Он вспоминал, как Шон, словно омега-мальчишка, шел по высокому парапету над Сеной, балансируя на нем, словно готовый вот-вот сорваться, а он, Фридрих, одновременно дрожал от тревоги и восторга, не зная, что уместней - любоваться его легким изяществом или бежать ловить его. И когда Шон дошел до конца парапета, он, чуть повернувшись, шагнул в пустоту, зная, что Фридрих его поймает. И Фридрих поймал. И сжимал в объятиях, целуя, пока хватило дыхания.
Фридрих помнил, как, усталые почти до изнеможения с гудящими ногами, они вернулись во дворец, а там, в полутемной спальне Штефан сам снял с него сперва рубашку, потом немного замешкался с ремнем на брюках, и пока Фридрих пытался прийти в себя от его поспешности, опустился на колени и взял его член в рот.
Фридрих помнил то восхитительное жаркое ощущение близости, когда Шон, уже ближе к утру, подставляясь под его ласки, твердил его имя снова и снова, а потом - вместе с разрядкой, Фридриха накрыло странное непереносимо прекрасное чувство.
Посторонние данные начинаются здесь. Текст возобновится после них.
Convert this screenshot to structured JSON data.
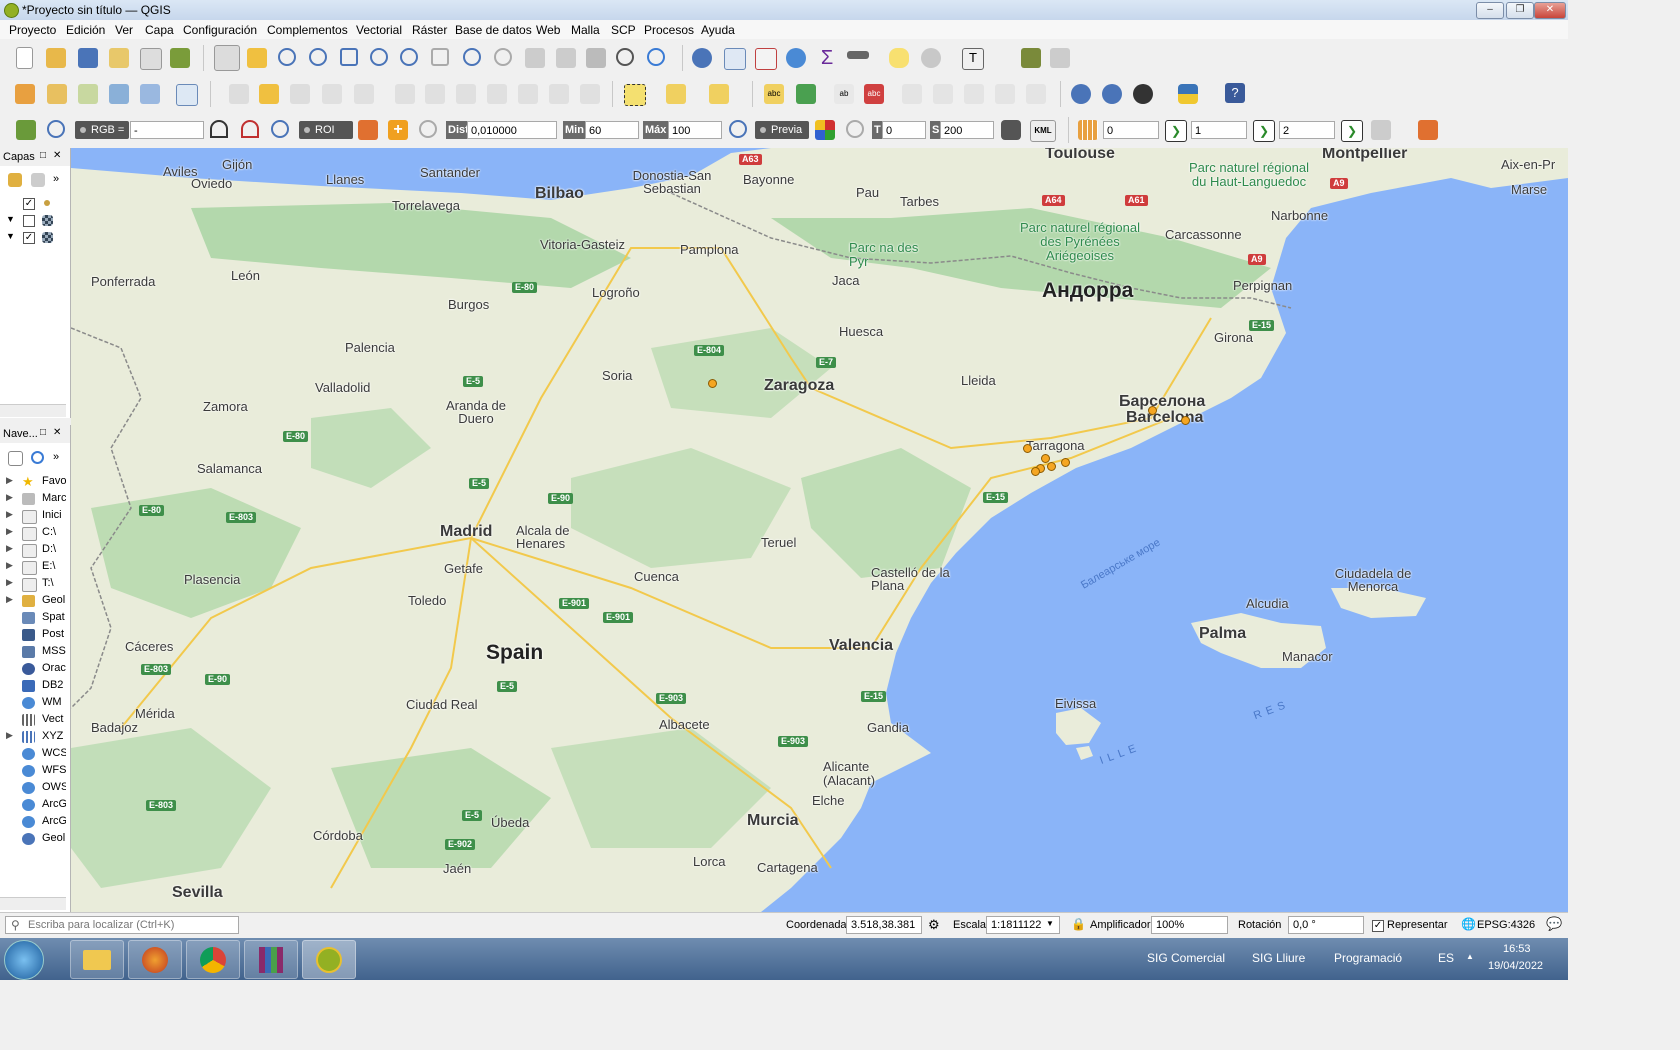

Словно он вышел из собственного тела, распался на тысячи белых частиц, и каждая из них смешалась с сущностью Штефана, навсегда связывая их вместе.
Майзнер помнил удивленные глаза Штефана, по которым он понял - он ощутил то же самое. Они зафиксировались. Они стали единым целым.
Он рассказал бы Штефану, как длинна каждая минуты вдали, как тоскливо просыпаться одному, а ведь прошла всего одна ночь...
Но в Новом Амстердаме было лишь начало восьмого, Шон наверняка еще спал, уставший после перелета и смены поясов, и Фридрих не хотел его будить.
Секретарь, подтянутый молодой омега, принес документы для следующего совещания. Майзнер пролистал их, почти не глядя. Да, Штефан все сделал правильно, и если подумать, неделя - это не так уж много, но отчего-то Фридрих вдруг почувствовал тревогу - как тогда, когда Штефан балансировал на грани падения с парапета. Еще один шаг - и оступится. Фридрих прикрыл глаза и потер переносицу. Все же разлука любящим сердцам противопоказана.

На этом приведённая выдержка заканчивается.